Na festa de formatura, ele se deu conta da nova realidade. “Eu era médico e tinha que ganhar não só o meu sustento, mas também trazer benefícios para a vida das pessoas com o meu trabalho. Escolhi ser cirurgião vascular porque é uma especialidade que dá oportunidade de lidar com pacientes de diferentes situações”, afirma.
“Busco sempre saber alguma coisa a mais do paciente, porque não é só a doença. Tem uma família, têm os sentimentos da pessoa. Às vezes, o problema maior não é o que ela está me trazendo, há algo por trás e eu tenho que buscar isso também. Então o melhor instrumento é realmente ouvir”, diz Esaú. “O paciente é o maior professor do médico”, complementa.
No Hospital Evangélico, os elogios ao cirurgião são muitos. “É um médico fora de série, nota mil. Paciente, não é arrogante. Examina, olha para o doente, conversa. Outros nem sequer olham para gente. Gosto tanto dele que se um dia doutor Esaú sair daqui, para onde for eu procuro saber onde é o consultório dele e vou atrás”, garante a aposentada Josefa Vieira, 71. Ela conta, sorridente, que nos corredores o apelido de Esaú é doutor gato.

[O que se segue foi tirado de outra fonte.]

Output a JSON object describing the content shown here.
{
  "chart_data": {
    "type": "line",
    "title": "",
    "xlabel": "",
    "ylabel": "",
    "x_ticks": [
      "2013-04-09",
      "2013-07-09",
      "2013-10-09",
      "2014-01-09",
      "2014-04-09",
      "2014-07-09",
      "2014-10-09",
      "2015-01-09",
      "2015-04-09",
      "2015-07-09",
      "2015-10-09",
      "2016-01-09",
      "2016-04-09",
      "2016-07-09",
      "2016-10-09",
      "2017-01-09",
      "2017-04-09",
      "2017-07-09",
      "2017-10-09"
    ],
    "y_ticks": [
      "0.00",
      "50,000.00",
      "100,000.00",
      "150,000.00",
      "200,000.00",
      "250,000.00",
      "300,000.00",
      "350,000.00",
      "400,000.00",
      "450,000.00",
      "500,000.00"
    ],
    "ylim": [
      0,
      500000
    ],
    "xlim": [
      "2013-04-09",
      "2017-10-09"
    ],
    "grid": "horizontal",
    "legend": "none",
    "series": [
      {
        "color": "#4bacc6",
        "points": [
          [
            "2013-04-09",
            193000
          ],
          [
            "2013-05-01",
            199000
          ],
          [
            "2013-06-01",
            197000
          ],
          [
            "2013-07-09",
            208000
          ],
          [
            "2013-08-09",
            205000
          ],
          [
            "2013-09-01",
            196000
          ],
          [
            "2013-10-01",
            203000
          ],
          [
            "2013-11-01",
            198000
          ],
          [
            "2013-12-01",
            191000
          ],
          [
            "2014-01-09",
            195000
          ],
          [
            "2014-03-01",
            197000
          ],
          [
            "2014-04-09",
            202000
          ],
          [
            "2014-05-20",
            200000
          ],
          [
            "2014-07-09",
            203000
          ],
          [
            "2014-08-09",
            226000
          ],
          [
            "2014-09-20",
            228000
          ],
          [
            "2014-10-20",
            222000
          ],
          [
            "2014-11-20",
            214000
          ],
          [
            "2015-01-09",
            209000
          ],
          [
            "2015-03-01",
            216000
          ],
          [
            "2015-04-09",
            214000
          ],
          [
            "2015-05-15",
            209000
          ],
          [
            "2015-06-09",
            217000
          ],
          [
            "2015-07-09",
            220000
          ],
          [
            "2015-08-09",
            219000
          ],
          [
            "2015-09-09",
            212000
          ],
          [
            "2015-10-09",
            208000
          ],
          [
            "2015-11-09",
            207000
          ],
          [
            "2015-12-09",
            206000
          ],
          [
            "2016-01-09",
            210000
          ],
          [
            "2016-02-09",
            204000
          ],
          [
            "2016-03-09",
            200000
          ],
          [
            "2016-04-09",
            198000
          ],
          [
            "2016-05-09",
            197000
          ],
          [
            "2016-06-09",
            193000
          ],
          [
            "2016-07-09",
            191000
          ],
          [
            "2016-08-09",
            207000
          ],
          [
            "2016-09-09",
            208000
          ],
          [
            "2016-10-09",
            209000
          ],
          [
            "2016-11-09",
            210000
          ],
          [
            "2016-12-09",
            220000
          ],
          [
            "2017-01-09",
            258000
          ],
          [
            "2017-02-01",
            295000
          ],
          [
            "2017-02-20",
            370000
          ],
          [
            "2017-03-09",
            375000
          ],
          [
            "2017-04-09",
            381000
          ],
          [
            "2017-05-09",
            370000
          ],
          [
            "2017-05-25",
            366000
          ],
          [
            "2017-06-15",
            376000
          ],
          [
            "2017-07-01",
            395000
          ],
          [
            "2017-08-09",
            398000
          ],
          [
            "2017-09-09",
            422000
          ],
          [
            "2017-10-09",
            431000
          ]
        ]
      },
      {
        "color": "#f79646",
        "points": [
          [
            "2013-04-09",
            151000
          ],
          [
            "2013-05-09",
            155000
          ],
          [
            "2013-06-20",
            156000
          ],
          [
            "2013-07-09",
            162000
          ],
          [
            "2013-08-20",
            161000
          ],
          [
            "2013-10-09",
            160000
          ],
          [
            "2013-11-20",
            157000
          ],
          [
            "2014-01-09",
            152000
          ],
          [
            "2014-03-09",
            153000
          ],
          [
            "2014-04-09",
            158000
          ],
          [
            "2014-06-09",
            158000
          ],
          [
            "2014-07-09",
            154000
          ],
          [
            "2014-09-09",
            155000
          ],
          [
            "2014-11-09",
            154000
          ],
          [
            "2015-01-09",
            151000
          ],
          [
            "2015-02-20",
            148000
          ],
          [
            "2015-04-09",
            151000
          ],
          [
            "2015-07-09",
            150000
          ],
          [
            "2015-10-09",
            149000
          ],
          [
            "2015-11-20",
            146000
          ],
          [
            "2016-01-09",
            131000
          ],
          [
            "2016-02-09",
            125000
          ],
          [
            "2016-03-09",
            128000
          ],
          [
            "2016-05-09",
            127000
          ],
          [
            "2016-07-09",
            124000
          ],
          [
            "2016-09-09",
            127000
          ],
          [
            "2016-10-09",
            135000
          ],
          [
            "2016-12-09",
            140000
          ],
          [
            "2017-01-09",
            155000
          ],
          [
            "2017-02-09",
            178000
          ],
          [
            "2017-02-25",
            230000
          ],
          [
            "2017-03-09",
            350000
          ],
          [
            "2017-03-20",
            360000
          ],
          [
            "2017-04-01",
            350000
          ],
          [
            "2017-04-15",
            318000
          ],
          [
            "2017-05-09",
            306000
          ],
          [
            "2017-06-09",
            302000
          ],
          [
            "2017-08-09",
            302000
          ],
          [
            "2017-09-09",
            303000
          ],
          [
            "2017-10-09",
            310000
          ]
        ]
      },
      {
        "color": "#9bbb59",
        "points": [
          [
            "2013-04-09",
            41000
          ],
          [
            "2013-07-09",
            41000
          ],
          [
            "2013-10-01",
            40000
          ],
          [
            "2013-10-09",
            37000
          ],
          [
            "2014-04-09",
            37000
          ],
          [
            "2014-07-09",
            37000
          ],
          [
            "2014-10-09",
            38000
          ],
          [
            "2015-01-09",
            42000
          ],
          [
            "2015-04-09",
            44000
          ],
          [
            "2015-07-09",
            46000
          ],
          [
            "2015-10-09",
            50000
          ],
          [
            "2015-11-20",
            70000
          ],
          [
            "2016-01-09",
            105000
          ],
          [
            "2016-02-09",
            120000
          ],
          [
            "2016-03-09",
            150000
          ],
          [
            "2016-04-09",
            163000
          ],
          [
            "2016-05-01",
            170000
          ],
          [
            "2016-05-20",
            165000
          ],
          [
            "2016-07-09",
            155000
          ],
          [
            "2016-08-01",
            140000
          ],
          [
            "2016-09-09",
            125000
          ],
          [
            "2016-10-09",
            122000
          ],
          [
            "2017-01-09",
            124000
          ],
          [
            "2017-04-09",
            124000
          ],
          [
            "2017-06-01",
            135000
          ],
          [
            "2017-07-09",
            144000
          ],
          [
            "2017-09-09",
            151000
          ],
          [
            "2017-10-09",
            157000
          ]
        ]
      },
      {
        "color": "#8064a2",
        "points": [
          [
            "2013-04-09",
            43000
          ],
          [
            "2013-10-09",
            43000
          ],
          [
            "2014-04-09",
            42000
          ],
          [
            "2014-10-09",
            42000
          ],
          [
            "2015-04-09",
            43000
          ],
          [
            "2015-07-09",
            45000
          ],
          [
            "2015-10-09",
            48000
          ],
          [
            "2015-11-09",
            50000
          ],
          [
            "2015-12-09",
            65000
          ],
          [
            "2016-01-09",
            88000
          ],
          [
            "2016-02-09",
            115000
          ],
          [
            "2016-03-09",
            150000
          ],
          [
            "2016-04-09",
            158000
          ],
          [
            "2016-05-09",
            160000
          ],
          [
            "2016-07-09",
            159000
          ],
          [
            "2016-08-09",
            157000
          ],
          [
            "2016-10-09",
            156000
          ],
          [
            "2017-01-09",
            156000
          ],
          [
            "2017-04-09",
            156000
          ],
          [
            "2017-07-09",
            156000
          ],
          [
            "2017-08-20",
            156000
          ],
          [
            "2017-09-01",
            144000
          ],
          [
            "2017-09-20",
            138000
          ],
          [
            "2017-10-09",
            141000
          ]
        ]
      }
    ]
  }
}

A agricultora Maria Suely da Silva, 38, diz que o cirurgião escuta os doentes. “Além de ser responsável, atende muito bem, ajuda quem precisa. Sempre que posso trago uma fava, um feijão de corda, um perfume, qualquer coisa que lhe agrade. Eu dou um oferecimento porque gosto muito dele”.
Casado com a também médica-cirurgiã Gabriella Santana, que conheceu na época da residência médica, Esaú é o exemplo de que vale investir nos sonhos. “Sempre busquei aprender. E minha família é muito unida, o que ajudou bastante. Entre você achar que não consegue e conseguir, às vezes, é um passo muito pequeno. E a pessoa está ali presa porque acredita que não vai dar certo. Tive muitas dificuldades. Mas continuei trilhando o caminho sem baquear, sem pestanejar e visando um objetivo maior, a medicina.”